Mockler’s collection is refreshingly unique and incredibly accessible for anyone—especially friends that don’t care for poetry—but enjoy ironic and sometimes dark humor. The Saddest Place on Earth echoes the fiction of Kurt Vonnegut, who often said that we are “what we pretend to be” and so “we must be careful what we pretend to be.” Mockler demands that we look at our relationship to politics and other social pretenses with a voice that we can’t ignore. She illustrates this in “Pigeons,” a poem about a pigeon, who is walking on one leg.

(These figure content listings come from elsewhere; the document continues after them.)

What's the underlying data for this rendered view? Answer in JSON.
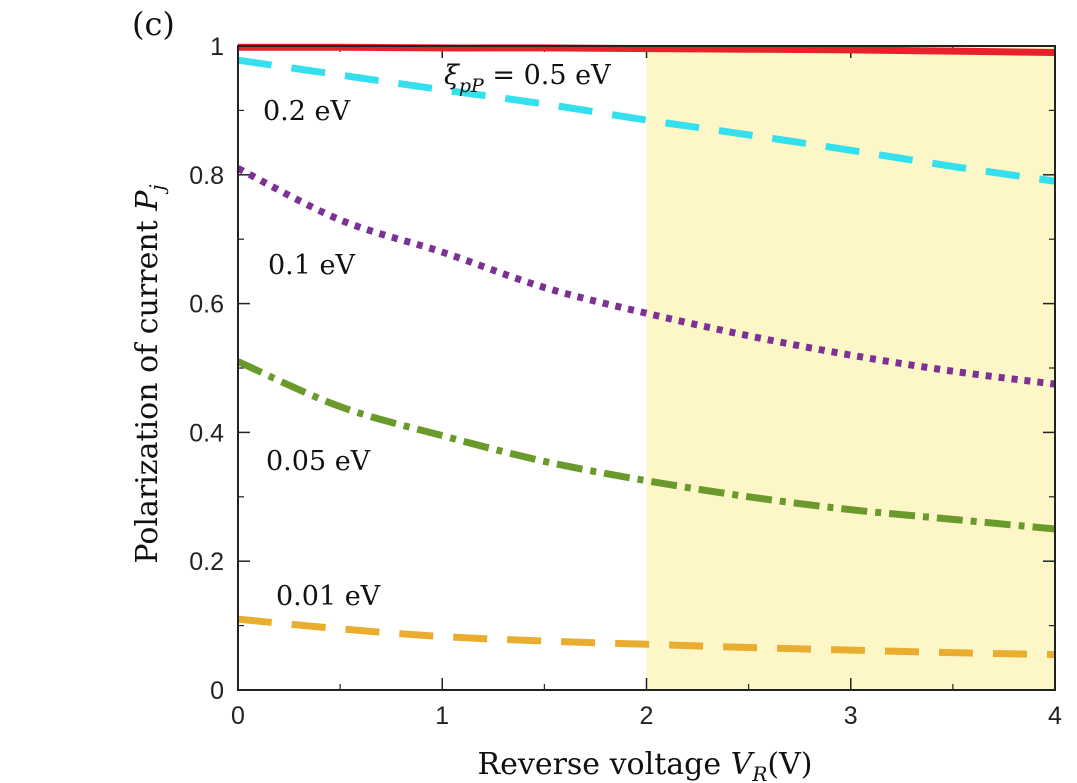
{
  "chart_data": {
    "type": "line",
    "panel_label": "(c)",
    "xlabel": "Reverse voltage",
    "xlabel_var": "V",
    "xlabel_sub": "R",
    "xlabel_unit": "(V)",
    "ylabel": "Polarization of current",
    "ylabel_var": "P",
    "ylabel_sub": "j",
    "xlim": [
      0,
      4
    ],
    "ylim": [
      0,
      1
    ],
    "xticks": [
      0,
      1,
      2,
      3,
      4
    ],
    "yticks": [
      0,
      0.2,
      0.4,
      0.6,
      0.8,
      1
    ],
    "ytick_labels": [
      "0",
      "0.2",
      "0.4",
      "0.6",
      "0.8",
      "1"
    ],
    "shaded_region": {
      "x_from": 2,
      "x_to": 4,
      "color": "#fdf7c8"
    },
    "x": [
      0,
      0.5,
      1,
      1.5,
      2,
      2.5,
      3,
      3.5,
      4
    ],
    "series": [
      {
        "name": "0.5 eV",
        "label": "0.5 eV",
        "label_prefix": "ξ",
        "label_sub": "pP",
        "label_eq": " = ",
        "color": "#e8222a",
        "style": "solid",
        "values": [
          0.998,
          0.998,
          0.997,
          0.997,
          0.996,
          0.995,
          0.994,
          0.992,
          0.99
        ]
      },
      {
        "name": "0.2 eV",
        "label": "0.2 eV",
        "color": "#34e0ee",
        "style": "dash",
        "values": [
          0.978,
          0.955,
          0.932,
          0.91,
          0.885,
          0.862,
          0.838,
          0.813,
          0.79
        ]
      },
      {
        "name": "0.1 eV",
        "label": "0.1 eV",
        "color": "#7b3294",
        "style": "dot",
        "values": [
          0.81,
          0.73,
          0.68,
          0.625,
          0.585,
          0.55,
          0.52,
          0.495,
          0.475
        ]
      },
      {
        "name": "0.05 eV",
        "label": "0.05 eV",
        "color": "#6a9a2c",
        "style": "dashdot",
        "values": [
          0.51,
          0.44,
          0.395,
          0.355,
          0.325,
          0.3,
          0.28,
          0.265,
          0.25
        ]
      },
      {
        "name": "0.01 eV",
        "label": "0.01 eV",
        "color": "#e9ae2f",
        "style": "dash",
        "values": [
          0.11,
          0.095,
          0.083,
          0.076,
          0.071,
          0.066,
          0.062,
          0.058,
          0.055
        ]
      }
    ]
  }
}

Mockler writes,
Really, when it
comes down to it, the passerby said, pigeons are just
awful, just good for nothing. If you want my advice,
he said, leave it alone and worry about yourself.
The Saddest Place on Earth, by Kathryn Mockler. Montreal, Quebec, Canada: DC Books. 69 pages. $17.95, paper.
Kate Kimball received an MFA from Virginia Tech in 2010. Her work has appeared in Kestrel, Weber, Ellipsis, Hawaii Review, and Midwest Literary Magazine, among others.